Try..Catch through sub/functions

N

Nemisis

HI everyone,

I have a sub that executes a query, within the sub there is a try,
catch, finally block. lets call this subA.

I also have another sub (subB) that calls SubA, and another Sub (SubC)
that calls SubB.

SubC (with Try..Catch) > SubB (without Try..Catch) > SubA (with
Try..Catch)

SubC has a try..catch block and so does SubA. If SubA does encounter
an error, why does it not error up through the subs?? SubB does NOT
have a try..catch block

So i have to turn these subs into functions and return a 1 or 0,
depending on whether a error has occurred or not??
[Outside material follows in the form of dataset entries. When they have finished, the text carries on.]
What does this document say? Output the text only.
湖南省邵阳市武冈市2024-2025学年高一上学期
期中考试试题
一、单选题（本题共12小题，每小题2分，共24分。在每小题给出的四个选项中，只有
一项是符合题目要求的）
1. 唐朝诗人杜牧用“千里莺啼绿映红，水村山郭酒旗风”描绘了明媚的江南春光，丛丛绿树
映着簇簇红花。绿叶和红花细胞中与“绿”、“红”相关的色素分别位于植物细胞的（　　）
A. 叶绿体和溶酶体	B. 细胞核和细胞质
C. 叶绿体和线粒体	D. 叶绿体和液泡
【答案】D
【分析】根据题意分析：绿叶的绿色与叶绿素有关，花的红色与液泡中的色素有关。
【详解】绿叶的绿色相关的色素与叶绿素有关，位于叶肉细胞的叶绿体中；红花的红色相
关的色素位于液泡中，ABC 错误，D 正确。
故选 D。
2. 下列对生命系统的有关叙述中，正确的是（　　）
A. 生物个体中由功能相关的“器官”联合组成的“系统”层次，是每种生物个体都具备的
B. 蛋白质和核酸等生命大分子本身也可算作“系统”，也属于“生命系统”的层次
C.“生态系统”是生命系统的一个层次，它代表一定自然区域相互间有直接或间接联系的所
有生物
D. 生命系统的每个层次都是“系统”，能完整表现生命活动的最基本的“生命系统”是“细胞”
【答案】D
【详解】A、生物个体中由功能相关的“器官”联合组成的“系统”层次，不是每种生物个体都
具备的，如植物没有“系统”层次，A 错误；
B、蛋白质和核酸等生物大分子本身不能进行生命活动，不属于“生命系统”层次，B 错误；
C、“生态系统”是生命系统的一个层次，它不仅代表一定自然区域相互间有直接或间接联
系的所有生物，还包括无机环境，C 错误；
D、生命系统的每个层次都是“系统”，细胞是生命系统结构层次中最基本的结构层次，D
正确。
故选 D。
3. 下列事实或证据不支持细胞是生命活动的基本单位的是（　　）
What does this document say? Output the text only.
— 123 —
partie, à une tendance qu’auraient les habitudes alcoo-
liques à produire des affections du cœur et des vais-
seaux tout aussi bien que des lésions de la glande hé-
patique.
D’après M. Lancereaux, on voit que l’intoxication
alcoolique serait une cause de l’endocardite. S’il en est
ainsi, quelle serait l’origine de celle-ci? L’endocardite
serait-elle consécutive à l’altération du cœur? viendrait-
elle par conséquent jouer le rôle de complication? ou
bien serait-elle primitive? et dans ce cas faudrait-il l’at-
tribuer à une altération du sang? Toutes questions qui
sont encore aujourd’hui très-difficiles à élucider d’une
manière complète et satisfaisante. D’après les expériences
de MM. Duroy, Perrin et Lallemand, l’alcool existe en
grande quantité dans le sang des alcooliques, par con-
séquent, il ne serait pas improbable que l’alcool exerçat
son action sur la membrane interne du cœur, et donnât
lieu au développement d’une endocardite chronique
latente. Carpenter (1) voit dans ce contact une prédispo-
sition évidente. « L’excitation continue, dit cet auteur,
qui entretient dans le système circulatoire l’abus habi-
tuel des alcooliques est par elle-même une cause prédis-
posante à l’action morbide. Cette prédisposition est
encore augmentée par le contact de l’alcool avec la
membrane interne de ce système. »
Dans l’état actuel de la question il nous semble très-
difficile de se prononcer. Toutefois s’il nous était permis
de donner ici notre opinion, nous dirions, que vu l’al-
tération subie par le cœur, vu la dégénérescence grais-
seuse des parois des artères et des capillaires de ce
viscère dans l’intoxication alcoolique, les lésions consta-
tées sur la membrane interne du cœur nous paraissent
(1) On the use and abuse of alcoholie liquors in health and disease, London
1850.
Sorry if this is a silly stupid question, i am still getting to grips
with .net 2.0
 
K

Kevin Spencer

A catch statement does just that. It catches an exception, preventing the
exception from stopping execution. So, if you have a method that calls
another method, and the second method has a try/catch block in it, if an
exception occurs in the second method, it does not get thrown, but caught.

--
HTH,

Kevin Spencer
Microsoft MVP
Chicken Salad Surgery

Orange you bland I stopped splaying bananas?
 
P

Patrice

Bascially an exception "bubbles" up by design (i.e. will be handled by the
nearest try/catch). If you catch it at a lower level you prevent bubbling.
In some cases you could rethrow the exception (if you want to perform
something where it fails but still have outer procedures do something in
case of a failure).
 
L

Laurent Bugnion

Hi,
Bascially an exception "bubbles" up by design (i.e. will be handled by the
nearest try/catch). If you catch it at a lower level you prevent bubbling.
In some cases you could rethrow the exception (if you want to perform
something where it fails but still have outer procedures do something in
case of a failure).

The main difference between standard "bubble" models and the exception
model is that in the standard "bubble" model, the bubbles are propagated
without the user having to do it explicitly. In the opposite, the user
has to specifiy if he wants to stop the bubbling. For exceptions,
however, the "catch" statement stops the exception from going further,
unless the user explicitly throws it again for the next level.

HTH,
Laurent
 
N

Nemisis

Thank you all for your replies, i figured it out afterwards. It was
because i wasnt rethrowing an exception after the child try..catch
caught the exemption.

This way is bubbles up to the parent sub/function, as you all said.